What are the implications of this research for ethics? Huge, clearly. We can no longer draw the usual line between our own species and “the beasts,” a line meant to distinguish intelligence, emotion, and sentience from the dense life of a “brute beast.” Nor can we even draw a line between a group of animals we already recognize as sort of “like us” — apes, elephants, whales, dogs — and others who are supposed to be unintelligent. Intelligence takes multiple and fascinating forms in the real world, and birds, evolving by a very different path from humans, have converged on many similar abilities. Even an invertebrate such as the octopus has surprising capacities for intelligent perception: an octopus can recognize individual humans, and can solve complex problems, guiding one of its arms through a maze to obtain food using only its eyes. Once we recognize all this we can hardly be unchanged in our ethical thinking. To put a “brute beast” in a cage seems no more wrong than putting a rock in a terrarium. But that is not what we are doing. We are deforming the existence of intelligent and complexly sentient forms of life. Each of these animals strives for a flourishing life, and each has abilities, social and individual, that equip it to negotiate a decent life in a world that gives animals difficult challenges. What humans are doing is to thwart this striving — and this seems wrong.

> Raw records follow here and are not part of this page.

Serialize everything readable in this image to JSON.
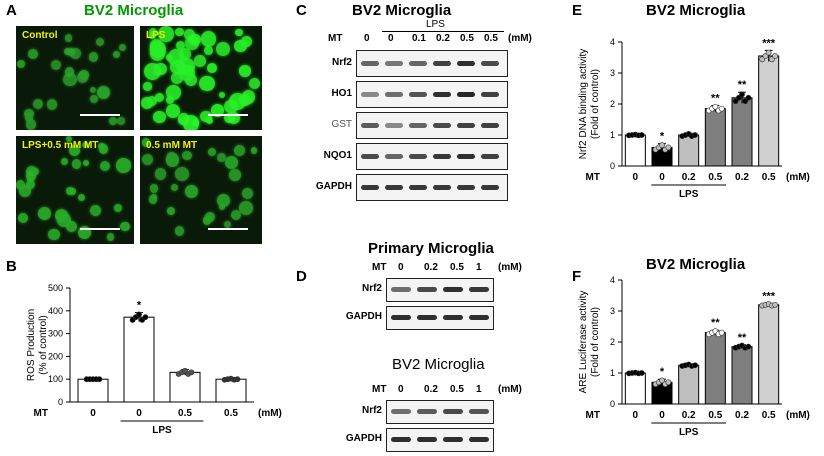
{
  "panel_a": {
    "letter": "A",
    "title": "BV2 Microglia",
    "images": [
      {
        "label": "Control",
        "density": 0.3
      },
      {
        "label": "LPS",
        "density": 1.0
      },
      {
        "label": "LPS+0.5 mM MT",
        "density": 0.45
      },
      {
        "label": "0.5 mM MT",
        "density": 0.35
      }
    ]
  },
  "panel_b": {
    "letter": "B",
    "ylabel": [
      "ROS Production",
      "(% of control)"
    ]
  },
  "panel_c": {
    "letter": "C",
    "title": "BV2 Microglia",
    "lps": "LPS",
    "mt": "MT",
    "doses": [
      "0",
      "0",
      "0.1",
      "0.2",
      "0.5",
      "0.5"
    ],
    "unit": "(mM)",
    "rows": [
      {
        "name": "Nrf2",
        "bold": true,
        "intensity": [
          0.55,
          0.45,
          0.55,
          0.75,
          0.85,
          0.7
        ]
      },
      {
        "name": "HO1",
        "bold": true,
        "intensity": [
          0.35,
          0.5,
          0.65,
          0.85,
          0.9,
          0.75
        ]
      },
      {
        "name": "GST",
        "bold": false,
        "intensity": [
          0.6,
          0.35,
          0.55,
          0.7,
          0.75,
          0.75
        ]
      },
      {
        "name": "NQO1",
        "bold": true,
        "intensity": [
          0.7,
          0.55,
          0.7,
          0.8,
          0.85,
          0.75
        ]
      },
      {
        "name": "GAPDH",
        "bold": true,
        "intensity": [
          0.8,
          0.8,
          0.8,
          0.8,
          0.8,
          0.8
        ]
      }
    ]
  },
  "panel_d": {
    "letter": "D",
    "title1": "Primary Microglia",
    "title2": "BV2 Microglia",
    "mt": "MT",
    "doses": [
      "0",
      "0.2",
      "0.5",
      "1"
    ],
    "unit": "(mM)",
    "rows1": [
      {
        "name": "Nrf2",
        "intensity": [
          0.5,
          0.7,
          0.85,
          0.8
        ]
      },
      {
        "name": "GAPDH",
        "intensity": [
          0.85,
          0.85,
          0.85,
          0.85
        ]
      }
    ],
    "rows2": [
      {
        "name": "Nrf2",
        "intensity": [
          0.5,
          0.6,
          0.7,
          0.65
        ]
      },
      {
        "name": "GAPDH",
        "intensity": [
          0.85,
          0.85,
          0.85,
          0.85
        ]
      }
    ]
  },
  "panel_e": {
    "letter": "E",
    "title": "BV2 Microglia",
    "ylabel": [
      "Nrf2 DNA binding activity",
      "(Fold of control)"
    ]
  },
  "panel_f": {
    "letter": "F",
    "title": "BV2 Microglia",
    "ylabel": [
      "ARE Luciferase activity",
      "(Fold of control)"
    ]
  },
  "chart_data": [
    {
      "id": "B",
      "type": "bar",
      "title": "",
      "ylabel": "ROS Production (% of control)",
      "ylim": [
        0,
        500
      ],
      "yticks": [
        "0",
        "100",
        "200",
        "300",
        "400",
        "500"
      ],
      "x_row_label": "MT",
      "categories": [
        "0",
        "0",
        "0.5",
        "0.5"
      ],
      "unit_label": "(mM)",
      "group_label": "LPS",
      "group_span": [
        1,
        2
      ],
      "values": [
        100,
        372,
        130,
        100
      ],
      "errors": [
        0,
        20,
        12,
        4
      ],
      "fills": [
        "#ffffff",
        "#ffffff",
        "#ffffff",
        "#ffffff"
      ],
      "markers": [
        "#000000",
        "#000000",
        "#555555",
        "#333333"
      ],
      "significance": [
        "",
        "*",
        "",
        ""
      ]
    },
    {
      "id": "E",
      "type": "bar",
      "title": "BV2 Microglia",
      "ylabel": "Nrf2 DNA binding activity (Fold of control)",
      "ylim": [
        0,
        4
      ],
      "yticks": [
        "0",
        "1",
        "2",
        "3",
        "4"
      ],
      "x_row_label": "MT",
      "categories": [
        "0",
        "0",
        "0.2",
        "0.5",
        "0.2",
        "0.5"
      ],
      "unit_label": "(mM)",
      "group_label": "LPS",
      "group_span": [
        1,
        3
      ],
      "values": [
        1.0,
        0.6,
        1.0,
        1.85,
        2.2,
        3.55
      ],
      "errors": [
        0.02,
        0.12,
        0.06,
        0.1,
        0.18,
        0.18
      ],
      "fills": [
        "#ffffff",
        "#000000",
        "#bfbfbf",
        "#7f7f7f",
        "#7f7f7f",
        "#d0d0d0"
      ],
      "markers": [
        "#000000",
        "#bfbfbf",
        "#000000",
        "#ffffff",
        "#000000",
        "#bfbfbf"
      ],
      "significance": [
        "",
        "*",
        "",
        "**",
        "**",
        "***"
      ]
    },
    {
      "id": "F",
      "type": "bar",
      "title": "BV2 Microglia",
      "ylabel": "ARE Luciferase activity (Fold of control)",
      "ylim": [
        0,
        4
      ],
      "yticks": [
        "0",
        "1",
        "2",
        "3",
        "4"
      ],
      "x_row_label": "MT",
      "categories": [
        "0",
        "0",
        "0.2",
        "0.5",
        "0.2",
        "0.5"
      ],
      "unit_label": "(mM)",
      "group_label": "LPS",
      "group_span": [
        1,
        3
      ],
      "values": [
        1.0,
        0.7,
        1.25,
        2.3,
        1.85,
        3.2
      ],
      "errors": [
        0.02,
        0.1,
        0.04,
        0.08,
        0.06,
        0.04
      ],
      "fills": [
        "#ffffff",
        "#000000",
        "#bfbfbf",
        "#7f7f7f",
        "#7f7f7f",
        "#d0d0d0"
      ],
      "markers": [
        "#000000",
        "#bfbfbf",
        "#000000",
        "#ffffff",
        "#000000",
        "#bfbfbf"
      ],
      "significance": [
        "",
        "*",
        "",
        "**",
        "**",
        "***"
      ]
    }
  ]
}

But even though the time has come to recognize our ethical responsibility to the other animals, we have few intellectual tools to effect meaningful change. The third reason why we must confront what we are doing to animals now, today, is that we have built a world in which two of humanity’s best tools for progress, law and political theory, have, so far, no or little help to offer us. Law — both domestic and international — has quite a lot to say about the lives of companion animals, but very little to say about any other animals. Nor do animals in most nations have what lawyers call “standing”: that is, the status to bring a legal claim if they are wronged. Of course, animals cannot themselves bring a legal claim, but neither can most humans, including children, people with cognitive disabilities — and, to tell the truth, almost everybody, since people have little knowledge of the law. All of us need a lawyer to press our claims. But all the humans I have mentioned — including people with lifelong cognitive disabilities — count, and can bring a legal claim, assisted by an able advocate. The way we have designed the world’s legal systems, animals do not have this simple privilege. They do not count.
Law is built by humans using the theories they have. When those theories were racist, laws were racist. When theories of sex and gender excluded women, so too did law. And there is no denying that most political thought by humans the world over has been human-centered, excluding animals. Even the theories that purport to offer help in the struggle against abuse are deeply defective, built on an inadequate picture of animal lives and animal striving. As a philosopher and political theorist who is also deeply immersed in law and law teaching, I hope to change things with this book.